Reputation: 3083
Ok bit of a basic question here but I wanted to know what the best way to go about this...
I have a HashSet that I am adding objects to, the .add() method will only add an object if it is not already present. But what I want to do is add ALL objects, then at the end get the following results..
-Number of unique (distinct) objects
-The average frequency of objects
Could someone point me in the right direction?
Thanks in advance
Upvotes: 0
Views: 4014
Reputation: 18061
HashSet isn't really suited for keeping track of individual counts but HashMap is nearly perfect.
import java.util.HashMap;
import java.util.Map;
public class Count<K, V> extends HashMap<K, V> {
// Counts unique objects
public void add(K o) {
int count = this.containsKey(o) ? ((Integer)this.get(o)).intValue() + 1 : 1;
super.put(o, (V) new Integer(count));
}
// Demonstration
public static void main(String[] args) {
Count<Object, Integer> c = new Count<Object, Integer>();
String one = "one";
String two = "two";
String six = "six";
c.add(one);
c.add(two);
c.add(two);
c.add(six);
c.add(six);
c.add(six);
System.out.println("Number of distinct objects: " + c.size());
System.out.println("Frequency of different objects: ");
for (Map.Entry<Object, Integer> entry : c.entrySet()) {
System.out.println(entry.getKey() + " - " + entry.getValue());
}
}
}
When run, this standalone snippet outputs
Number of distinct objects - 3
Frequency of different objects:
two - 2
one - 1
six - 3
Upvotes: 2
Reputation: 8255
Use a HashMap. Use the entries as key, and map them to an Integer to keep the count.

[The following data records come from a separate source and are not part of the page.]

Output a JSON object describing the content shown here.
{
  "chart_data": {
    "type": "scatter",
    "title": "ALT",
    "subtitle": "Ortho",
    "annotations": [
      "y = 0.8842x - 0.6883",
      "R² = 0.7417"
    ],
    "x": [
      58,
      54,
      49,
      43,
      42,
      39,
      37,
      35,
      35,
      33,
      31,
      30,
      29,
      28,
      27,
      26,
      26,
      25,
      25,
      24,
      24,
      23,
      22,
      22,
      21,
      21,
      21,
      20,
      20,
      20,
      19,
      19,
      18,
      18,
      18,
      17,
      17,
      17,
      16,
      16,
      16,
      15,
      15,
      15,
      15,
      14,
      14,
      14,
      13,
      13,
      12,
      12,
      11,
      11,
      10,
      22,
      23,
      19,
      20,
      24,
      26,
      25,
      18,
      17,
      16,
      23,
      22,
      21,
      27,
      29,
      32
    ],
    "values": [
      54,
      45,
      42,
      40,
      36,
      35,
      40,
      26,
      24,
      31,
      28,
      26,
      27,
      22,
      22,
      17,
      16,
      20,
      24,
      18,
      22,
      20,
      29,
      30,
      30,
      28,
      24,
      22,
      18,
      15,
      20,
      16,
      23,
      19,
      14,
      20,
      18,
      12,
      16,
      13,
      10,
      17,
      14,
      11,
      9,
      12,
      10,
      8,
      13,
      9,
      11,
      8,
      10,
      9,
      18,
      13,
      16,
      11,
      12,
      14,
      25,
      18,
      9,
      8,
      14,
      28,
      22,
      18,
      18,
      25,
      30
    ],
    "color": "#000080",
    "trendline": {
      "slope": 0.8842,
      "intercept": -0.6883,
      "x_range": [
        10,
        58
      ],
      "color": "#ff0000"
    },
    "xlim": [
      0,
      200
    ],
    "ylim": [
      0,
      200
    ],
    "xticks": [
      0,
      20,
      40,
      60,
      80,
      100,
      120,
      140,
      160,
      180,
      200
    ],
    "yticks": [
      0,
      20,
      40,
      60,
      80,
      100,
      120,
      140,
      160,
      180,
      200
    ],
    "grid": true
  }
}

EDIT: you may want to wrap the HashMap, to make sure that every time an object is added or removed, the counter is modified appropriately.
To get you started:
class MapWrapper<Key>
{
private Map<Key,Integer> map = new HashMap<Key, Integer>();
void add( Key key )
{
Integer n = map.get( key );
if ( n == null )
{
map.put( key, 1 );
}
else
{
map.put( key, new Integer( n + 1 ));
}
}
int occurrences( Key k )
{
Integer n = map.get( k );
if ( n == null )
{
return 0;
}
else
{
return n;
}
}
}
Upvotes: 7
Reputation: 32014
Guava HashMultiset is a convenient choice. For instance:
HashMultiset<String> multiSet = HashMultiset.create();
multiSet.add("a");
multiSet.add("a");
multiSet.add("b");
Assert.assertEquals(2, multiSet.count("a"));//count "a"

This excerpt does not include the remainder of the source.